Extinction (2018)
5/10
too boring for its main conceit/surprise twist (Spoilers in review, summary in title)
29 July 2018
Warning: Spoilers
It feels to me a bit like cheating nowadays when i write movie reviews that end up needing to be marked for spoilers and basically end up describing the whole plot. In some cases, where the spoilers issue encompasses so much of the movie, it necessitates either an incredibly short, concise review amounting to little more than "stuff was happening, then WOW watch out stuff changed! I didn't like it" or a play-by-play of the movie in full spoiler mode. In some cases, spoilers for a movie or TV show can actually be what entices someone to watch it (in my case, i had absolutely no interest in Battlestar Galactica the 2004-2009 series until I read spoilers on how the series ended, and so I gave it a shot and absolutely loved it)

This is one of those films where its surprise twist encompasses basically the entire conceit of the film. Without it, the film has no reason to exist. As such, it's down to either a quick summary of my thoughts, or a full (or limited) play-by-play.

Luckily, my thoughts on it fit in the title. So for the spoiler-free review, you've already read it in the title.

As for the rest...

This film looks and comes across as a pretty standard fare science fiction alien invasion type thing. It takes something of a risk (in my opinion) by casting Michael Peña in the leading role, a guy who has been around for a while and in a lot of things, mostly as the token hispanic or the sidekick to the main hero. Nothing in his performance can be faulted; the problem is the way his character is written is just flat-out boring.

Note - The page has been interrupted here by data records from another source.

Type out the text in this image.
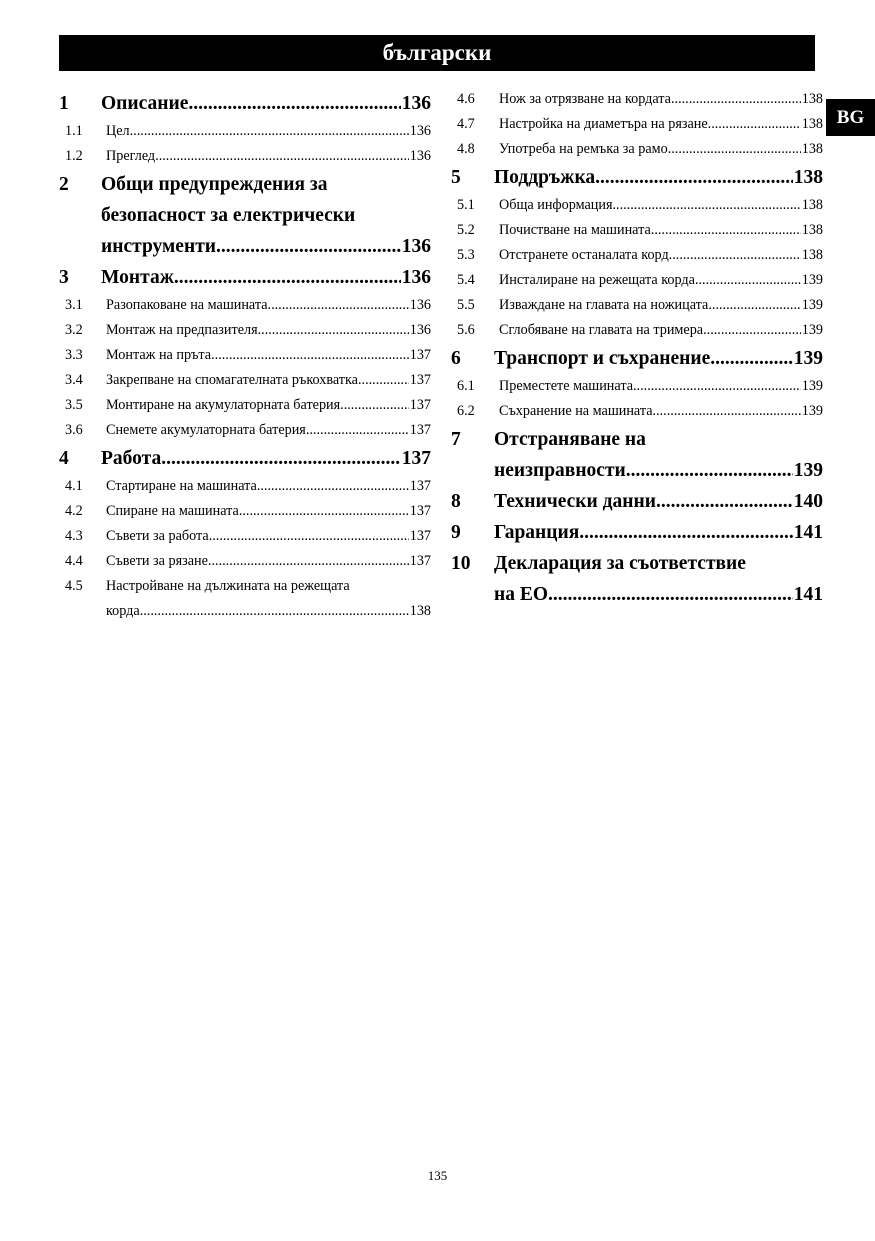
български
BG
1	Описание .....	136
1.1	Цел .....	136
1.2	Преглед .....	136
2	Общи предупреждения за
безопасност за електрически
инструменти .....	136
3	Монтаж .....	136
3.1	Разопаковане на машината .....	136
3.2	Монтаж на предпазителя .....	136
3.3	Монтаж на пръта .....	137
3.4	Закрепване на спомагателната ръкохватка .....	137
3.5	Монтиране на акумулаторната батерия .....	137
3.6	Снемете акумулаторната батерия .....	137
4	Работа .....	137
4.1	Стартиране на машината .....	137
4.2	Спиране на машината .....	137
4.3	Съвети за работа .....	137
4.4	Съвети за рязане .....	137
4.5	Настройване на дължината на режещата
корда .....	138
4.6	Нож за отрязване на кордата .....	138
4.7	Настройка на диаметъра на рязане .....	138
4.8	Употреба на ремъка за рамо .....	138
5	Поддръжка .....	138
5.1	Обща информация .....	138
5.2	Почистване на машината .....	138
5.3	Отстранете останалата корд .....	138
5.4	Инсталиране на режещата корда .....	139
5.5	Изваждане на главата на ножицата .....	139
5.6	Сглобяване на главата на тримера .....	139
6	Транспорт и съхранение .....	139
6.1	Преместете машината .....	139
6.2	Съхранение на машината .....	139
7	Отстраняване на
неизправности .....	139
8	Технически данни .....	140
9	Гаранция .....	141
10	Декларация за съответствие
на ЕО .....	141
135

The main character guy is an ordinary John Everyman who loves his wife and kids and is a perpetual disappointment to them and constantly apologizing. The only interesting thing about him is he's constantly having nightmares about an alien invasion, nightmares which get so bad that he's passing out for hours at a time and missing playdates with his kids.

We're only briefly teased with these dreams being something more when he goes to a mental health place and sees another guy talking to him about his own identical dreams. Rather than delve into that or make a brief mystery out of it, they blow their load early and have the supposed alien invasion unfold that very night.

For the next 10-20 minutes is some utterly unremarkable action/survival scenes in which the John Everyman and his family and some friends over for a party must escape their apartment building as the aliens blow up chunks of the neighborhood. It's ably shot, though completely dry and rote, very much aware that it's been done before, and done better, both in terms of storytelling and in terms of action and exploding setpieces.

To skip ahead just a bit, pretty much all the major action scenes are like this; ably executed, but thoroughly unremarkable and ordinary; background noise and filler material to pass the time while you're left thinking about the big revelation of the movie.

And that brings me to the main conceit of the film, one for which they could have done a far different movie about that could've been far more interesting and fun:

The "alien invasion" is humans.

It turns out John Everyman's dreams were not some manner of prophecy of the future; they are memories of the past, because he is an android and his wife is an android, and decades ago they were all droiding it up while humans freaked out about the threat of AI, briefly and very, very lightly tapping on some of the same emotions, prejudices, and discussions about immigration --- there's literally a news panel on TV the protagonist is overhearing with a pundit clamoring hysterically about how the synths are "taking all our jobs".

Maybe the casting of Michael Peña in the lead role was meant to or could have played some manner of role in this, the hispanic Michael Peña as the ordinary "other", target of baseless racism and prejudice, only not because of his ethnicity but because he's a robot.

But nothing is done with this. We get a very brief expo-dump from one of the human soldiers captured alive, where he reveals to the protagonist that, after all the violence and fear against synths, humans went and tried to "decommission" them all with extreme violence, leading to a synth uprising which somehow managed to force all humans to flee to Mars, where the captured human soldier guy was born and raised, having spent his entire life there, prepping and waiting to take back Earth.

All the while the protagonist and his wife, having found his android children and adopted them, got their memories of the war wiped so they could go on living the exact same life for 50+ years, apparently oblivious to the fact that they never age or change in any way.

So much could have been done with this concept, either from the Humans vs Androids angle, the Humans as Aliens angle, the two whole generations of humans being born and raised on Mars, anything and everything, and instead they went for a straight-forward ordinary action movie as utterly indistinguishable as virtually any other in the "alien invasion and human resistance" genre.

It actually makes me feel bad for this film and the people involved; they aimed high with their ideas, then proceeded to do almost nothing with them in the execution. This is probably one of the absolute best "Could Have Been" films I will probably never see.